Manifestations du 1er mai - Salaires et prix des aliments au coeur des défilés
Mots clés : fête du Travail, Manifestations du 1er mai, Manifestation et émeute, Turquie (pays)

Photo: Agence Reuters
Des incidents se sont également produits au Chili, où des personnes masquées, qui s'étaient détachées de la colonne de 20 000 manifestants arpentant la principale avenue de Santiago, ont attaqué à coups de pierres et de bouteilles une succursale de banque, provoquant l'intervention des forces de l'ordre. Bilan: 45 interpellations, d'après la police.
La demande de meilleurs salaires était souvent au centre des revendications de dizaines de milliers de manifestants dans le monde, devant la hausse des prix, notamment des aliments.
En Russie, où l'inflation jette une ombre sur la prochaine investiture du président Dmitri Medvedev, le 7 mai, plus de deux millions de personnes ont participé aux traditionnels défilés du 1er mai, placés sous le signe du pouvoir d'achat.
À Jakarta, ce sont une dizaine de milliers d'Indonésiens, confrontés comme leurs compatriotes à une inflation de plus de 8 % en raison de la poussée des prix des produits alimentaires, qui ont défilé, selon la police.
À Tokyo, où 12 000 personnes se sont rassemblées dans un parc, comme à Séoul, où 5000 salariés se pressaient à une réunion, les syndicats ont exigé la sécurité du travail et de meilleures rémunérations pour les travailleurs précaires et à temps partiel.
En Thaïlande, 2000 ouvriers ont protesté à Bangkok près du siège du gouvernement, accusé de s'intéresser davantage aux questions constitutionnelles qu'au bien-être des travailleurs.
Au moins 20 000 Salvadoriens ont manifesté pour exiger des mesures concrètes en vue de réactiver la production agricole devant la menace d'une pénurie de produits alimentaires, tandis qu'au Guatemala, des milliers de personnes (25 000 selon les organisateurs) ont défilé dans le pays pour dénoncer les bas salaires.
En Allemagne, plus de 400 000 personnes ont participé, d'après des sources syndicales, aux différents rassemblements demandant l'instauration d'un salaire minimum généralisé.

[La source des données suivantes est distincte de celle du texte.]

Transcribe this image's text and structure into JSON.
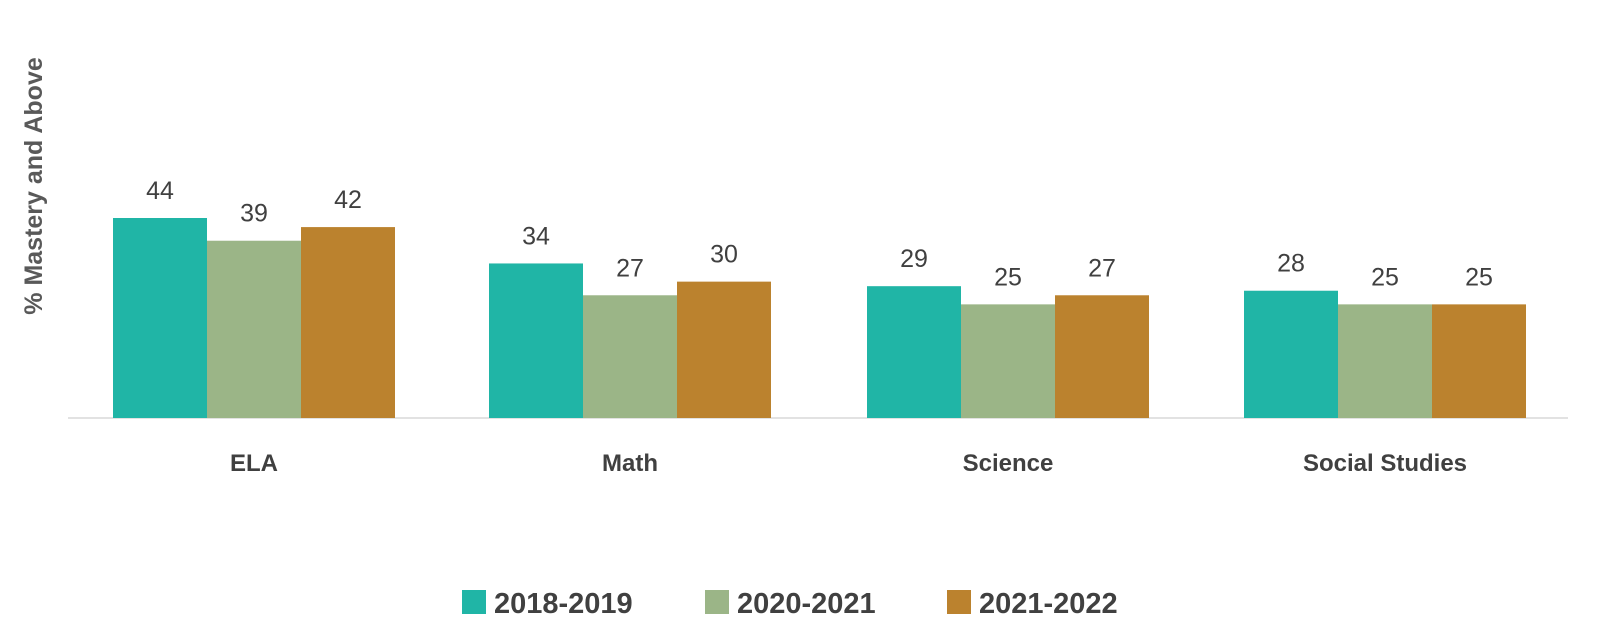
{
  "chart_data": {
    "type": "bar",
    "ylabel": "% Mastery and Above",
    "xlabel": "",
    "categories": [
      "ELA",
      "Math",
      "Science",
      "Social Studies"
    ],
    "series": [
      {
        "name": "2018-2019",
        "color": "#20B5A6",
        "values": [
          44,
          34,
          29,
          28
        ]
      },
      {
        "name": "2020-2021",
        "color": "#9BB587",
        "values": [
          39,
          27,
          25,
          25
        ]
      },
      {
        "name": "2021-2022",
        "color": "#BB822E",
        "values": [
          42,
          30,
          27,
          25
        ]
      }
    ],
    "ylim": [
      0,
      44
    ],
    "grid": false,
    "legend_position": "bottom",
    "data_labels": true
  }
}
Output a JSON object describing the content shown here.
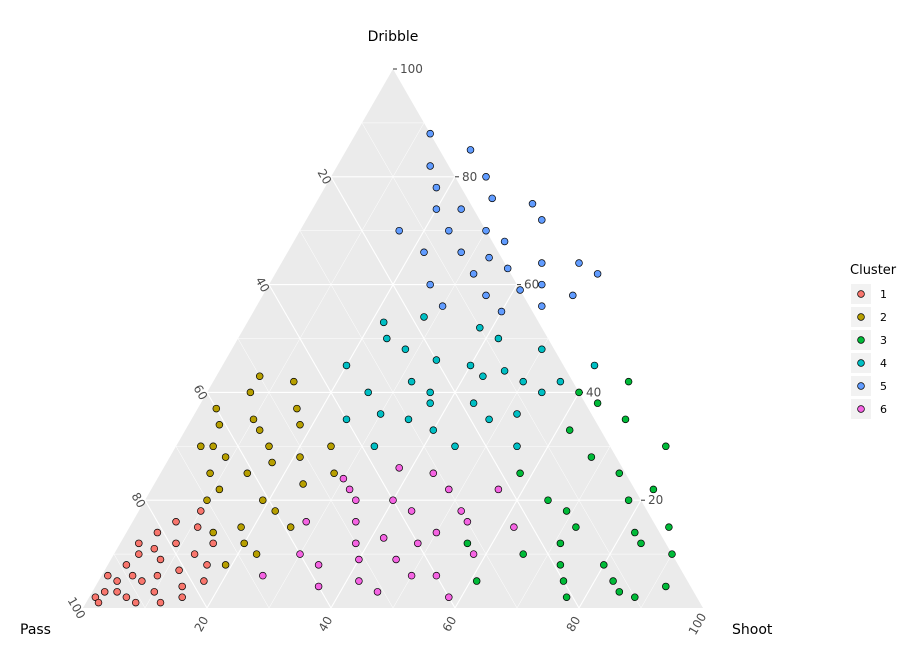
{
  "chart_data": {
    "type": "scatter",
    "subtype": "ternary",
    "axes": {
      "top": "Dribble",
      "left": "Pass",
      "right": "Shoot"
    },
    "ticks": {
      "dribble": [
        "20",
        "40",
        "60",
        "80",
        "100"
      ],
      "pass": [
        "20",
        "40",
        "60",
        "80",
        "100"
      ],
      "shoot": [
        "20",
        "40",
        "60",
        "80",
        "100"
      ]
    },
    "legend": {
      "title": "Cluster",
      "position": "right",
      "items": [
        {
          "label": "1",
          "color": "#F8766D"
        },
        {
          "label": "2",
          "color": "#B79F00"
        },
        {
          "label": "3",
          "color": "#00BA38"
        },
        {
          "label": "4",
          "color": "#00BFC4"
        },
        {
          "label": "5",
          "color": "#619CFF"
        },
        {
          "label": "6",
          "color": "#F564E3"
        }
      ]
    },
    "series": [
      {
        "name": "1",
        "points": [
          [
            1,
            2
          ],
          [
            2,
            3
          ],
          [
            3,
            5
          ],
          [
            2,
            1
          ],
          [
            4,
            3
          ],
          [
            5,
            6
          ],
          [
            6,
            2
          ],
          [
            3,
            8
          ],
          [
            7,
            5
          ],
          [
            8,
            9
          ],
          [
            10,
            3
          ],
          [
            9,
            12
          ],
          [
            5,
            14
          ],
          [
            12,
            7
          ],
          [
            13,
            10
          ],
          [
            11,
            15
          ],
          [
            6,
            11
          ],
          [
            8,
            1
          ],
          [
            14,
            4
          ],
          [
            15,
            12
          ],
          [
            4,
            10
          ],
          [
            7,
            16
          ],
          [
            10,
            18
          ],
          [
            12,
            1
          ],
          [
            16,
            8
          ],
          [
            3,
            12
          ],
          [
            9,
            6
          ],
          [
            15,
            2
          ],
          [
            1,
            6
          ],
          [
            17,
            5
          ]
        ]
      },
      {
        "name": "2",
        "points": [
          [
            3,
            37
          ],
          [
            5,
            34
          ],
          [
            7,
            40
          ],
          [
            6,
            30
          ],
          [
            9,
            28
          ],
          [
            10,
            35
          ],
          [
            12,
            33
          ],
          [
            14,
            25
          ],
          [
            11,
            22
          ],
          [
            8,
            25
          ],
          [
            15,
            30
          ],
          [
            17,
            27
          ],
          [
            19,
            20
          ],
          [
            20,
            12
          ],
          [
            18,
            15
          ],
          [
            14,
            14
          ],
          [
            22,
            18
          ],
          [
            24,
            23
          ],
          [
            21,
            28
          ],
          [
            16,
            37
          ],
          [
            18,
            34
          ],
          [
            13,
            42
          ],
          [
            7,
            43
          ],
          [
            4,
            30
          ],
          [
            26,
            15
          ],
          [
            23,
            10
          ],
          [
            19,
            8
          ],
          [
            10,
            20
          ],
          [
            28,
            25
          ],
          [
            25,
            30
          ]
        ]
      },
      {
        "name": "3",
        "points": [
          [
            75,
            5
          ],
          [
            80,
            8
          ],
          [
            85,
            3
          ],
          [
            90,
            10
          ],
          [
            72,
            15
          ],
          [
            78,
            20
          ],
          [
            82,
            14
          ],
          [
            88,
            2
          ],
          [
            65,
            20
          ],
          [
            68,
            28
          ],
          [
            70,
            35
          ],
          [
            60,
            40
          ],
          [
            62,
            33
          ],
          [
            66,
            10
          ],
          [
            74,
            25
          ],
          [
            84,
            12
          ],
          [
            92,
            4
          ],
          [
            77,
            2
          ],
          [
            69,
            18
          ],
          [
            58,
            25
          ],
          [
            56,
            12
          ],
          [
            61,
            5
          ],
          [
            73,
            8
          ],
          [
            87,
            15
          ],
          [
            81,
            22
          ],
          [
            64,
            38
          ],
          [
            67,
            42
          ],
          [
            79,
            30
          ],
          [
            71,
            12
          ],
          [
            83,
            5
          ]
        ]
      },
      {
        "name": "4",
        "points": [
          [
            20,
            45
          ],
          [
            24,
            50
          ],
          [
            28,
            48
          ],
          [
            32,
            42
          ],
          [
            36,
            40
          ],
          [
            40,
            45
          ],
          [
            44,
            38
          ],
          [
            48,
            35
          ],
          [
            52,
            36
          ],
          [
            56,
            42
          ],
          [
            30,
            36
          ],
          [
            26,
            40
          ],
          [
            34,
            46
          ],
          [
            38,
            52
          ],
          [
            42,
            50
          ],
          [
            46,
            44
          ],
          [
            50,
            48
          ],
          [
            54,
            40
          ],
          [
            22,
            53
          ],
          [
            28,
            54
          ],
          [
            35,
            35
          ],
          [
            45,
            30
          ],
          [
            55,
            30
          ],
          [
            40,
            33
          ],
          [
            32,
            30
          ],
          [
            25,
            35
          ],
          [
            60,
            45
          ],
          [
            50,
            42
          ],
          [
            43,
            43
          ],
          [
            37,
            38
          ]
        ]
      },
      {
        "name": "5",
        "points": [
          [
            12,
            88
          ],
          [
            15,
            82
          ],
          [
            18,
            78
          ],
          [
            20,
            74
          ],
          [
            24,
            70
          ],
          [
            28,
            66
          ],
          [
            32,
            62
          ],
          [
            36,
            58
          ],
          [
            40,
            55
          ],
          [
            44,
            60
          ],
          [
            48,
            64
          ],
          [
            52,
            62
          ],
          [
            22,
            66
          ],
          [
            26,
            60
          ],
          [
            30,
            56
          ],
          [
            34,
            68
          ],
          [
            38,
            72
          ],
          [
            42,
            64
          ],
          [
            16,
            70
          ],
          [
            46,
            56
          ],
          [
            50,
            58
          ],
          [
            20,
            85
          ],
          [
            25,
            80
          ],
          [
            28,
            76
          ],
          [
            33,
            65
          ],
          [
            37,
            63
          ],
          [
            41,
            59
          ],
          [
            30,
            70
          ],
          [
            24,
            74
          ],
          [
            35,
            75
          ]
        ]
      },
      {
        "name": "6",
        "points": [
          [
            30,
            10
          ],
          [
            34,
            8
          ],
          [
            38,
            12
          ],
          [
            42,
            5
          ],
          [
            46,
            9
          ],
          [
            50,
            14
          ],
          [
            54,
            6
          ],
          [
            58,
            10
          ],
          [
            36,
            16
          ],
          [
            40,
            20
          ],
          [
            44,
            18
          ],
          [
            48,
            22
          ],
          [
            52,
            18
          ],
          [
            32,
            22
          ],
          [
            28,
            16
          ],
          [
            56,
            22
          ],
          [
            46,
            3
          ],
          [
            36,
            4
          ],
          [
            26,
            6
          ],
          [
            40,
            9
          ],
          [
            50,
            6
          ],
          [
            44,
            25
          ],
          [
            38,
            26
          ],
          [
            30,
            24
          ],
          [
            62,
            15
          ],
          [
            58,
            2
          ],
          [
            34,
            20
          ],
          [
            42,
            13
          ],
          [
            48,
            12
          ],
          [
            54,
            16
          ]
        ]
      }
    ]
  }
}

En France, des dizaines de milliers de personnes ont manifesté pour la défense du pouvoir d'achat et des retraites. Un millier d'étrangers, salariés mais sans papiers, s'étaient joints à la manifestation, réclamant leur régularisation.
À Dakar, 10 000 Sénégalais ont protesté contre la forte hausse des prix des produits de première nécessité.
À Nairobi, où le président kenyan Mwai Kibaki intervenait à l'occasion du 1er mai, des milliers de salariés l'ont mis au défi d'améliorer leur feuille de paie, se plaignant de l'augmentation des prix des denrées alimentaires. En Afrique du Sud également, les manifestants ont essentiellement axé leur revendications sur la vie chère.
En Italie, où près de 1300 personnes meurent chaque année dans des accidents du travail, plus de 100 rassemblements et défilés ont été organisés, cette fois sur le thème de la sécurité au travail.
Au Maroc, plusieurs milliers de personnes ont défilé à Casablanca pour, elles aussi, dénoncer les mauvaises conditions de travail, illustrées par un récent incendie meurtrier (55 morts) dans une usine.
Les travailleurs colombiens ont, de leur côté, réclamé que la sécurité des syndicalistes soit mieux assurée dans leur pays. Une vingtaine d'entre eux ont en effet été assassinés au cours des quatre premiers mois de 2008, soit autant que pendant toute l'année dernière, affirment leurs organisations.
À Prague, environ 2000 militants et sympathisants du Parti communiste tchèque (opposition) ont profité des célébrations du 1er mai pour fustiger le projet des États-Unis d'installer sur le sol tchèque et en Pologne des éléments de leur bouclier antimissile.
En Chine, l'un des rares pays d'Asie où le 1er mai est chômé, aucun défilé n'était prévu. Cependant, des manifestations antifrançaises se sont déroulées dans cinq villes, dont Pékin, devant les magasins Carrefour pour critiquer la position de la France sur le Tibet.
À La Havane, le président Raúl Castro a présidé le traditionnel défilé du 1er mai sur la place de la Révolution, où des centaines de milliers de Cubains arboraient des portraits du nouveau chef de l'État et de son frère Fidel.